Cruise Holidays With Gimicks

Through the last few years, cruise holidays have grown in popularity and an increasing number of new build ships have been launched by many of the cruise lines in order to not only satisfy this growth but to attempt to ensure its' ongoing growth. As newer 'mega' liners or 'super' vessels with more and more innovative and, at times, unbelievable facilities on board are launched, with cruise companies spending millions of pounds on their 'hardware', it's interesting to consider whether or not they are pure genius, or simply gimmicks that, once the novelty has worn off, are not really making more people cruise than would have done anyway.

Examples of these innovative facilities which have been added on cruise ships include, 'Flowrider', Royal Caribbean's onboard surf park. And with Royal Caribbean International it does not stop there. They are also responsible for, among other things, rock climbing walls scaling their ships' funnels, ice skating rinks at sea, zip wires along their Royal Promenades, old-fashioned Carousels for the children (and big kids in all of us !!) , as well as a whole host of other unbelievable facilities.

And Royal Caribbean are not alone – with other cruise lines also competing such as Celebrity Cruises and their real grass on the top deck, P & O Cruises and their Scaletrex tracks and Norwegian Cruise Lines and their ten pin bowling alley to name but a few.

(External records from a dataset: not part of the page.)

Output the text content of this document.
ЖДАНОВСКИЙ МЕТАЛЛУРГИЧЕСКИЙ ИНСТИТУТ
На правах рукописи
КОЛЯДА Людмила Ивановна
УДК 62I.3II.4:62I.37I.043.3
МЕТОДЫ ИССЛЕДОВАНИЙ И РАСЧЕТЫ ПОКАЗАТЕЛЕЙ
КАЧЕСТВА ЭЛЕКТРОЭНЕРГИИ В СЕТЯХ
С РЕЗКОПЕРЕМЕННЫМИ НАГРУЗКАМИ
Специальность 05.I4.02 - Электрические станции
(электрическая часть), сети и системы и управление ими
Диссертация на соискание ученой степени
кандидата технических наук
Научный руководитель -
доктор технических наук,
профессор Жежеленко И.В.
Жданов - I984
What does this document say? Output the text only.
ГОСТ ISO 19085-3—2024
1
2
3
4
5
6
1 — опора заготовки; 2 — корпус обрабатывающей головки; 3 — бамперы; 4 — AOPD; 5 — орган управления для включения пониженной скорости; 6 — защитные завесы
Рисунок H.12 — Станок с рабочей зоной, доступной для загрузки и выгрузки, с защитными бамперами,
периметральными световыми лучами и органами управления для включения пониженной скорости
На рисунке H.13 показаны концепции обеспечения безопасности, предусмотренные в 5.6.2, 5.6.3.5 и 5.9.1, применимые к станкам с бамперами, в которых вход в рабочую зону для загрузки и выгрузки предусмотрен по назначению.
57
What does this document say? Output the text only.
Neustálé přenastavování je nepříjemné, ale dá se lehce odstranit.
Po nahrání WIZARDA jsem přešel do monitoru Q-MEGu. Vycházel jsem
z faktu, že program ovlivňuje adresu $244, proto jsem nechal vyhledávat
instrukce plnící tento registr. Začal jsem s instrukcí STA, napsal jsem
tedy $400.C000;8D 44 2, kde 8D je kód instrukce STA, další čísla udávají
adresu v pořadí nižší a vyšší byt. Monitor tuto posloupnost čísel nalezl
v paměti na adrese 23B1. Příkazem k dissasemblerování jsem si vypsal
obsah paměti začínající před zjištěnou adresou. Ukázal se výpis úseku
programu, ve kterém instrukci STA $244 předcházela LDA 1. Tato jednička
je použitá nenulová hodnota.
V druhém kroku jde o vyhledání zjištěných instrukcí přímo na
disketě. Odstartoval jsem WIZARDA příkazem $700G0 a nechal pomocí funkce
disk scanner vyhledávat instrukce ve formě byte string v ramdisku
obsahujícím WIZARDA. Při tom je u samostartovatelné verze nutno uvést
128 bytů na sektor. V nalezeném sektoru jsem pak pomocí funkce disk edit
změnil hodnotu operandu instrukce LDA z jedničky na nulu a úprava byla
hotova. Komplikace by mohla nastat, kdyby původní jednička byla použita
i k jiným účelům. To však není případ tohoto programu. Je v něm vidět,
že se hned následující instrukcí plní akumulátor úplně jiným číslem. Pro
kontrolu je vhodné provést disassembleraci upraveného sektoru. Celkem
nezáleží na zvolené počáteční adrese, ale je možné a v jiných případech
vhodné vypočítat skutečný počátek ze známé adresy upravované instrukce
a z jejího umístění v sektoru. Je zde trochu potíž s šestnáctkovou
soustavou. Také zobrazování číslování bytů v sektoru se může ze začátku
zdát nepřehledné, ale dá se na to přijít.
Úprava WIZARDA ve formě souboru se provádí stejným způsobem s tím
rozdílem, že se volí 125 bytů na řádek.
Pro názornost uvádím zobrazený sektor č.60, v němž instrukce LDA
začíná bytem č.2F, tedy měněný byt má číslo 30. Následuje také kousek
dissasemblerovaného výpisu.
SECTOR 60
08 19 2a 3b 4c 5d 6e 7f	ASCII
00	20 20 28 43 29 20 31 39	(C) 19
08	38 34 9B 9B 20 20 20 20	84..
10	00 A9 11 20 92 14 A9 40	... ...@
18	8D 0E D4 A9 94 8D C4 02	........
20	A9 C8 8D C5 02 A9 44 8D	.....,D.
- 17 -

Some of these facilities are pure genius it must be said, and generally the activities which have been designed to keep children completely entertained whilst on board. Water parks, discos, slides and amusement arcades are just a handful of the options available to keep youngsters happy. And in this context, these 'gimmicks' must be a good thing as happy children equals happy parents and therefore a great holiday for everyone.

Taking this into account, the introduction of some of these kid-friendly 'gimmicks' must have assisted in the growth of cruise holidays within the family market and similarly, the 'wild and wacky' ideas which British holiday makers will have seen on television adverts , in newspapers and magazines and on direct mail will most definitely have helped grow the market as they will have helped to dispel some of the staid and old fashioned myths of cruise holidays only being suitable for the 'over fed, newly wed and near dead' !

Because these more 'out there' facilities have aided marketers within the cruise lines to generate more inspirational and aspirational sales messages, they must have helped in some way to grow the cruise market. And in fact, research has shown that advertising in recent years has changed many people's perceptions of cruise holidays though there is still some way to go.

However, the reality on board is that for many travelers, once they have queued for some time to trial the facilities, and had the experience once, it's illegally that for example, a zip wire, or grass on the top deck would actually encourage repeat bookings. Then it is in the hands of the 'complete' experience, the food, staff, destinations, accommodation and value for money being some of the key reasons guests would go on to make repeat bookings.

In conclusion, new facilities on cruise ships have most definitely assisted the growth in popularity of cruises, but either or not they help repeat business is still debatable. And where now for the next raft of mega ships? It will be interesting to see what the cruise line designers come up with next!